Build your own village. Creating your own support system allows you to express yourself without feeling overwhelmed or scared of judgement or criticism from others. Only some have family that can help, and there is no shame in asking or paying for help. By being organised, focusing on your healing and spending time with your baby, your future self will look back and be grateful.
Mental Health Support
It's no secret that motherhood comes with its own unique set of mental challenges. Becoming a mother is life-changing and, at times, can feel lonely. Allowing yourself to take breaks and ask for help can help improve your mental health and well-being.
Having trained professionals you can speak to can help prevent or treat postpartum depression. This mental support will allow you to feel more confident in your parenting decisions and take better control over your life after giving birth.
Allowing yourself to have the time to nurture yourself during postpartum can make a difference in years to come. Attending therapy sessions to group classes on parenting techniques, postpartum care professionals provide guidance for new mums to develop healthy coping mechanisms and manage stress better.

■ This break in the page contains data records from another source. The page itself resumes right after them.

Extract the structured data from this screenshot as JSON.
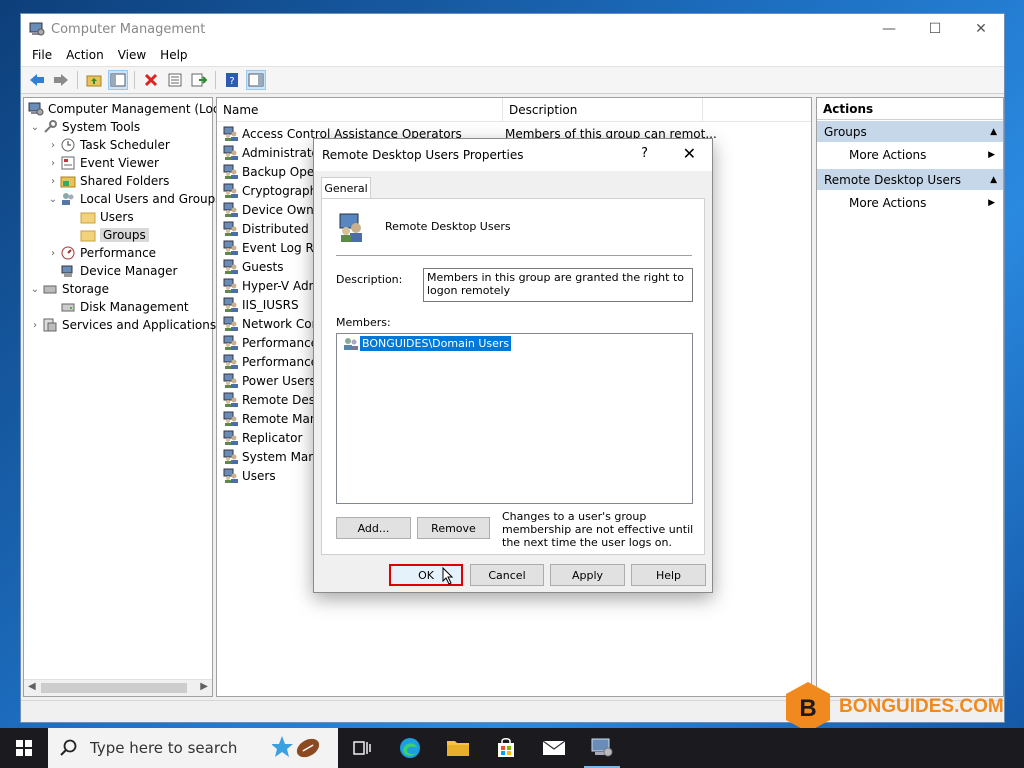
{
  "window": {
    "title": "Computer Management",
    "controls": {
      "minimize": "—",
      "maximize": "☐",
      "close": "✕"
    }
  },
  "menu": [
    "File",
    "Action",
    "View",
    "Help"
  ],
  "tree": {
    "root": "Computer Management (Local",
    "items": [
      {
        "label": "System Tools",
        "level": 1,
        "expander": "⌄"
      },
      {
        "label": "Task Scheduler",
        "level": 2,
        "expander": "›"
      },
      {
        "label": "Event Viewer",
        "level": 2,
        "expander": "›"
      },
      {
        "label": "Shared Folders",
        "level": 2,
        "expander": "›"
      },
      {
        "label": "Local Users and Groups",
        "level": 2,
        "expander": "⌄"
      },
      {
        "label": "Users",
        "level": 3,
        "expander": ""
      },
      {
        "label": "Groups",
        "level": 3,
        "expander": ""
      },
      {
        "label": "Performance",
        "level": 2,
        "expander": "›"
      },
      {
        "label": "Device Manager",
        "level": 2,
        "expander": ""
      },
      {
        "label": "Storage",
        "level": 1,
        "expander": "⌄"
      },
      {
        "label": "Disk Management",
        "level": 2,
        "expander": ""
      },
      {
        "label": "Services and Applications",
        "level": 1,
        "expander": "›"
      }
    ]
  },
  "list": {
    "columns": [
      "Name",
      "Description"
    ],
    "rows": [
      {
        "name": "Access Control Assistance Operators",
        "desc": "Members of this group can remot..."
      },
      {
        "name": "Administrators",
        "desc": ""
      },
      {
        "name": "Backup Operat",
        "desc": ""
      },
      {
        "name": "Cryptographic",
        "desc": ""
      },
      {
        "name": "Device Owners",
        "desc": ""
      },
      {
        "name": "Distributed CO",
        "desc": ""
      },
      {
        "name": "Event Log Rea",
        "desc": ""
      },
      {
        "name": "Guests",
        "desc": ""
      },
      {
        "name": "Hyper-V Admi",
        "desc": ""
      },
      {
        "name": "IIS_IUSRS",
        "desc": ""
      },
      {
        "name": "Network Confi",
        "desc": ""
      },
      {
        "name": "Performance L",
        "desc": ""
      },
      {
        "name": "Performance M",
        "desc": ""
      },
      {
        "name": "Power Users",
        "desc": ""
      },
      {
        "name": "Remote Deskto",
        "desc": ""
      },
      {
        "name": "Remote Mana",
        "desc": ""
      },
      {
        "name": "Replicator",
        "desc": ""
      },
      {
        "name": "System Manag",
        "desc": ""
      },
      {
        "name": "Users",
        "desc": ""
      }
    ]
  },
  "actions": {
    "title": "Actions",
    "groups": [
      {
        "label": "Groups",
        "item": "More Actions"
      },
      {
        "label": "Remote Desktop Users",
        "item": "More Actions"
      }
    ]
  },
  "dialog": {
    "title": "Remote Desktop Users Properties",
    "help_glyph": "?",
    "close_glyph": "✕",
    "tab": "General",
    "group_name": "Remote Desktop Users",
    "description_label": "Description:",
    "description_value": "Members in this group are granted the right to logon remotely",
    "members_label": "Members:",
    "members": [
      "BONGUIDES\\Domain Users"
    ],
    "add_label": "Add...",
    "remove_label": "Remove",
    "note": "Changes to a user's group membership are not effective until the next time the user logs on.",
    "ok_label": "OK",
    "cancel_label": "Cancel",
    "apply_label": "Apply",
    "help_label": "Help"
  },
  "taskbar": {
    "search_placeholder": "Type here to search"
  },
  "watermark": {
    "text": "BONGUIDES.COM",
    "logo_letter": "B"
  },
  "colors": {
    "accent": "#0078d7",
    "highlight_border": "#e00000",
    "actions_group_bg": "#c6d7ea",
    "watermark": "#f08a1e"
  }
}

There is no one size fits all when it comes to postpartum care
There are many ways to cope with the intense emotions associated with postpartum. Reaching out, asking for help, and focusing on self-care is essential. Good nutrition, adequate sleep, and movement can help to reduce stress and improve mood. Connecting with other new mothers who can provide support and understanding is also helpful. Different strategies that can be beneficial include mindfulness activities such as yoga or meditation, making time for hobbies or activities that bring joy, seeking counselling or therapy if needed, and allowing yourself to take breaks when needed.
Whether physical, emotional, or mental support, postpartum care provides invaluable assistance for new mothers during this extraordinary yet challenging time. Not only does it help promote good mental and physical health, but it also gives mums an outlet through which they can express themselves freely without fear of judgement or criticism from outside sources.
Postpartum care should be part of every woman's plan for motherhood so they can enjoy this incredible experience while taking precautions against long-term medical issues related to childbirth.
If you have a personal or family history of mental health disorders or mood swings or are currently feeling depressed or having trouble sleeping, please reach out to your healthcare provider.
Feeling sad over an extended period is a reason to contact a mental health professional. It is common to experience a range of moods with all the hormonal changes that occur during pregnancy and postpartum.
If you need any further support, there are professionals that are only a call away.